Özel nennt Erdogan einen Junta-Chef und wirft dem Präsidenten und dessen rechtsnationalistischen Partnern vor, sie hätten „der Nation den Krieg erklärt“ und wollten in der Türkei ein „Regime der Unterdrückung“ errichten: „Sie wollen die Wahlen abschaffen“, sagte Özel nach den Festnahmen vom Wochenende. Er rief Erdogan auf, schon im November dieses Jahres wählen zu lassen. Die CHP liegt nach eigenen Angaben bei etwa 40 Prozent der Wählergunst und damit zehn Prozentpunkte vor der AKP.

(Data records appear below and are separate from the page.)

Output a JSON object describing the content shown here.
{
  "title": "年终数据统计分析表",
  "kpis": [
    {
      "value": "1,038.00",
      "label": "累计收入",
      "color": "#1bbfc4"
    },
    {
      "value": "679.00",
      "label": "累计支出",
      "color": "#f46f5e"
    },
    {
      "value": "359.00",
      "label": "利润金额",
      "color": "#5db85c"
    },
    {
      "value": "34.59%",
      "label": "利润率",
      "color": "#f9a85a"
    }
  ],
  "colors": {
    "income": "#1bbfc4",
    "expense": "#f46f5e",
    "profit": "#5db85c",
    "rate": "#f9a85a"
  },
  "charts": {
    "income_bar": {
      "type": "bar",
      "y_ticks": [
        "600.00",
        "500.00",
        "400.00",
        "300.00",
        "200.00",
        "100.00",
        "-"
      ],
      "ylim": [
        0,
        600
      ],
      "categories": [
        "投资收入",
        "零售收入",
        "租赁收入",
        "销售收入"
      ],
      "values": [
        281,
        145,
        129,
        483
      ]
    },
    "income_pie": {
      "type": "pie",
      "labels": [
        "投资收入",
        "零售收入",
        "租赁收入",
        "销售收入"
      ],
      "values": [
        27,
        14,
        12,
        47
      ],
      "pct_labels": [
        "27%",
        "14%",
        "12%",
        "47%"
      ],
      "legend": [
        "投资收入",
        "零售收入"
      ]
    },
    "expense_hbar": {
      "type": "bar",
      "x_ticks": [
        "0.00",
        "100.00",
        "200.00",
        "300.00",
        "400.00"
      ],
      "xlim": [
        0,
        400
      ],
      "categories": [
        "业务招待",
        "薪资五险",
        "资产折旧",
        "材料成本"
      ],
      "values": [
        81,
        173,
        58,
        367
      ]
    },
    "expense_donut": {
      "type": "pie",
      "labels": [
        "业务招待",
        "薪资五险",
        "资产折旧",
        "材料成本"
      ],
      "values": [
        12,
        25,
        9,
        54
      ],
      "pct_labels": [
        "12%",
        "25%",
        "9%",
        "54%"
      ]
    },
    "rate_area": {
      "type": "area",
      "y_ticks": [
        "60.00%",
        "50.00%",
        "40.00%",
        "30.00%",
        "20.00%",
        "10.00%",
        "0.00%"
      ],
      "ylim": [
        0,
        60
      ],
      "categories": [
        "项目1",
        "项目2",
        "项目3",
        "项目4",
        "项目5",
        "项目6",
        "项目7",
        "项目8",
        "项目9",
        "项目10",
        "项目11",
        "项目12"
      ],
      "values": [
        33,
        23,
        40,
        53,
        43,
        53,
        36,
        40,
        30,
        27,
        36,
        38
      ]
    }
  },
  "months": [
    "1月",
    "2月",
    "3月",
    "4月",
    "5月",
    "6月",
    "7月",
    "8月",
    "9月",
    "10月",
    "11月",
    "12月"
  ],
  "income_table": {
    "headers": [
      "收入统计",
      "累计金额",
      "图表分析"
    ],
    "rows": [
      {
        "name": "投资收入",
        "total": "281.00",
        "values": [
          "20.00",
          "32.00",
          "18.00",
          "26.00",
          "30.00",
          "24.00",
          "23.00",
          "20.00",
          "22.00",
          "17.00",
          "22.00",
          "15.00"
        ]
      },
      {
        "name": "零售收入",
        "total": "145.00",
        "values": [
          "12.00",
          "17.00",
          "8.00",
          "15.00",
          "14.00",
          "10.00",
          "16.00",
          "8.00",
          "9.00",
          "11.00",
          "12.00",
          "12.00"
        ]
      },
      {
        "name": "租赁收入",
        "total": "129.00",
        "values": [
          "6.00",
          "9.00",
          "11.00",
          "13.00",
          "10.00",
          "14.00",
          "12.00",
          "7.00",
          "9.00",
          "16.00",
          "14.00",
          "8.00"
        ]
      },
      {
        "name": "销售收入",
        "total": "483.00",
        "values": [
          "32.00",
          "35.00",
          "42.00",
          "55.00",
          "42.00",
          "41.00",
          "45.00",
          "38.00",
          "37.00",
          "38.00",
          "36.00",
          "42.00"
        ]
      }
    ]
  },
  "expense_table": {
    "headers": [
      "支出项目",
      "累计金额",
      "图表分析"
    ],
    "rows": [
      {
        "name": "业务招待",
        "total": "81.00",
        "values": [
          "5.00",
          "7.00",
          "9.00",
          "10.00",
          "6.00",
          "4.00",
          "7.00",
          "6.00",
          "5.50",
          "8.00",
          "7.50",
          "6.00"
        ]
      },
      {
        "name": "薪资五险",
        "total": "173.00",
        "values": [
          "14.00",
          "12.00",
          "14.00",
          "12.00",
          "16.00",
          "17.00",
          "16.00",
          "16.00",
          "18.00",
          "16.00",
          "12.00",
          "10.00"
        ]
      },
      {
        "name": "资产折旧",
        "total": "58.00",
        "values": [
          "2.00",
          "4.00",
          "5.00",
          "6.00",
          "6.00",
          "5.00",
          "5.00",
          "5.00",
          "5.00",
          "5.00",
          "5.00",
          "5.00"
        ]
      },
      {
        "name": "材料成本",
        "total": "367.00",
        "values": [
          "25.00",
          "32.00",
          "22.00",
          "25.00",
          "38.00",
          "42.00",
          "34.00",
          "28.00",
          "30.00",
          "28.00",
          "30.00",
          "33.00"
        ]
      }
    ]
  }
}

Unbelegte Korruptionsvorwürfe
Erdogan sagte dagegen, die CHP versinke im Korruptionssumpf und könne das vor den Wählern nicht mehr verheimlichen. Er rate der Opposition, „die Entscheidungen der unabhängigen Justiz“ abzuwarten. Die Türken würden die Regierungsgeschäfte sicher nicht einer Partei mit „Korruptions-Syndrom“ anvertrauen, sagte der Präsident.
Türkei-Experte Eissenstat glaubt nicht, dass Erdogan die Opposition ganz abschaffen will. „Die türkische Regierung stellt sich das so vor, dass die CHP weiter existiert, aber nur noch als leere Hülle“, sagte Eissenstat: In einem solchen Zustand werde die CHP nicht in der Lage sein, der Erdogan-Regierung wirksam die Stirn zu bieten.